Passaloecus angustus GUSSAKOVSKIJ 1952
Description and notes
Passaloecus species are small to very small, elongate, black wasps which nest particularly in beetle borings in posts and other cavities, and prey on aphids. The biology of this species is described by Merisuo (1973), and keys to the European species groups of the genus Passaloecus are in Merisuo (1974).
Entirely restricted to south-eastern England, with most modern records from east Norfolk, the Thames corridor and Dungeness.
Abroad, this species is widely distributed throughout central and northern Europe, but found only rarely. Also occurs in western Russia, eastwards to Uzbekistan (Lomholdt 1975-76).
Status (in Britain only)
Listed in Shirt (1987) as Vulnerable (RDB2), and in Falk (1991) as Rare (pRDB3).
Found around reed beds in brackish and fresh water.
June to August.
The prey is unknown but may be aphids, in common with other species of its genus.

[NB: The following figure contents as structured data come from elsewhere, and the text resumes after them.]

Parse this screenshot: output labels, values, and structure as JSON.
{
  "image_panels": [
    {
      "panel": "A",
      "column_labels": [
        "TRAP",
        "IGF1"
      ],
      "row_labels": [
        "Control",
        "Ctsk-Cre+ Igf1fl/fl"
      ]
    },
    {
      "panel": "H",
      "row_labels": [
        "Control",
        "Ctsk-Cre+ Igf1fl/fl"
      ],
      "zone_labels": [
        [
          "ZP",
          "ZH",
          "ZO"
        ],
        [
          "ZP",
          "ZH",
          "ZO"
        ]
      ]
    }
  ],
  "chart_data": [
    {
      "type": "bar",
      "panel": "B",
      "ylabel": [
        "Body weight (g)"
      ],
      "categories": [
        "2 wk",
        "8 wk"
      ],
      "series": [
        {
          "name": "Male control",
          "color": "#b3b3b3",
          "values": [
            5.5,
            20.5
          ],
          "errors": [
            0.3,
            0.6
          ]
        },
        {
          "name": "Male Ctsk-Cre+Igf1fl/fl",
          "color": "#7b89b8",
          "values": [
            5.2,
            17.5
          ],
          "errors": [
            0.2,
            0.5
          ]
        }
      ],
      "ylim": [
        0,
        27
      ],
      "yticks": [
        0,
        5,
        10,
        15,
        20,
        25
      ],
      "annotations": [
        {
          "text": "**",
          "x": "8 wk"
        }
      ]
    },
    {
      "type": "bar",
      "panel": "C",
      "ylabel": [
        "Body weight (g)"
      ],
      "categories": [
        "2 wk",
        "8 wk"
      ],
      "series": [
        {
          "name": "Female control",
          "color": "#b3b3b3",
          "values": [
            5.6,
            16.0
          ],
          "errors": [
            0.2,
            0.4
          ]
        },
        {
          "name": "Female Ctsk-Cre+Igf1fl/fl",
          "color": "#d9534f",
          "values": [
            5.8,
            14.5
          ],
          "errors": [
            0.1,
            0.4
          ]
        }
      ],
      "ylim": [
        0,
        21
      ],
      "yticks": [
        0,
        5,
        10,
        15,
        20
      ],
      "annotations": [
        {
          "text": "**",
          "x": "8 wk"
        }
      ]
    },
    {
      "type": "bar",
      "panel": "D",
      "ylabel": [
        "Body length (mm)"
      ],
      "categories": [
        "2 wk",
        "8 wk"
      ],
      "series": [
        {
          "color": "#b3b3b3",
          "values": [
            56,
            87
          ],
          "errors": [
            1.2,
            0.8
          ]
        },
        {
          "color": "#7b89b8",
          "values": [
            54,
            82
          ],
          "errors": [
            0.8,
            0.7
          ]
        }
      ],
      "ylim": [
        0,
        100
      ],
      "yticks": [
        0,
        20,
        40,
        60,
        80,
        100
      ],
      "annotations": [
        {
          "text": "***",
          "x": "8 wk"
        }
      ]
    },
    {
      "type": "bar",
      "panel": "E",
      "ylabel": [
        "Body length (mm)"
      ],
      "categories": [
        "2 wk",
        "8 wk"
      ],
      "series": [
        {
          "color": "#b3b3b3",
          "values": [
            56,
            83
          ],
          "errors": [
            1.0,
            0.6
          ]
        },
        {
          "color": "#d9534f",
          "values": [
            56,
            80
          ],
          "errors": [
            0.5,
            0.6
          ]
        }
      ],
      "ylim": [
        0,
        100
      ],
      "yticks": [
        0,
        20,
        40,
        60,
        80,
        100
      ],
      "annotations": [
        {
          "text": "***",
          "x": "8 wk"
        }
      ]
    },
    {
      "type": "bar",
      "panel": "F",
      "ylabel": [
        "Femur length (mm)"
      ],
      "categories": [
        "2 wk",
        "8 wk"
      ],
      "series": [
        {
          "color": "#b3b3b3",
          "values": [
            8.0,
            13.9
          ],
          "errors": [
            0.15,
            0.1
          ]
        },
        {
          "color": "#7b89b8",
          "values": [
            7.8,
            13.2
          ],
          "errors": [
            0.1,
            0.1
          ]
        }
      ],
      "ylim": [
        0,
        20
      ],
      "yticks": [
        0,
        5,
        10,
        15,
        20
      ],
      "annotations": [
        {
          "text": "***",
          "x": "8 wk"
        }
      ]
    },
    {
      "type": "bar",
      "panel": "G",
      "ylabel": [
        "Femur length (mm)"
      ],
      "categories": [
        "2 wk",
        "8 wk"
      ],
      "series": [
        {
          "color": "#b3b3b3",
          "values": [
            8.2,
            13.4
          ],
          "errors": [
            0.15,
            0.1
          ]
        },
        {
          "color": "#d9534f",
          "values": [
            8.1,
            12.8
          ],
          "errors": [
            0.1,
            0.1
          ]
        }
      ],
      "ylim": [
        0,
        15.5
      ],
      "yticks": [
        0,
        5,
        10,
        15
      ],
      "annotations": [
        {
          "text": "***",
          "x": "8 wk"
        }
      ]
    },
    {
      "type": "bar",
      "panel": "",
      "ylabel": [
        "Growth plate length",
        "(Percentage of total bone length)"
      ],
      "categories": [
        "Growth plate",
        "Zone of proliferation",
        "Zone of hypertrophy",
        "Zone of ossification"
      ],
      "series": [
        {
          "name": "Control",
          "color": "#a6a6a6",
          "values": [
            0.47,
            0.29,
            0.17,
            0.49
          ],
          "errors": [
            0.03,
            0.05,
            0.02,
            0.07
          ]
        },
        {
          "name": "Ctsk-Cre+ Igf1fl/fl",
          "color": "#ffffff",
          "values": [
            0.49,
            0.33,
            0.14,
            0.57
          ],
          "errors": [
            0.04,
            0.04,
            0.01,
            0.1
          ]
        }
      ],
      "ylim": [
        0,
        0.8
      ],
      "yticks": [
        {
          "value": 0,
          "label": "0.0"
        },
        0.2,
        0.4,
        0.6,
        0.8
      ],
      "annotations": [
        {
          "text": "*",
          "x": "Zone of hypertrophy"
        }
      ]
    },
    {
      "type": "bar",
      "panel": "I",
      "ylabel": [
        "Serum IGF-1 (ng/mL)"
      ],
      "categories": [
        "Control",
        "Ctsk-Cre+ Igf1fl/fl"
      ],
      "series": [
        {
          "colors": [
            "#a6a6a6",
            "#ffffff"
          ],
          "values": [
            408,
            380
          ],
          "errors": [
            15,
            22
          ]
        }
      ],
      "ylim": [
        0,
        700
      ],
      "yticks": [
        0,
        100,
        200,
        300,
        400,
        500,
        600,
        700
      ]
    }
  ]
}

The species has been reared by G H L Dicker from Lipara lucens (Diptera, Chloropidae) galls in common reed and also from the cut, hollow stems of the reed itself (Dicker 1978). Abroad, honeysuckle stems are also used as nesting sites (Lomholdt 1975-76). Nest construction has not been observed, but as in all other Passaloecus, the cell partitions and nest closure are probably made from a mixture of resin and small pebbles.
Not known to visit flowers; adults of the wasp are seldom encountered in the field.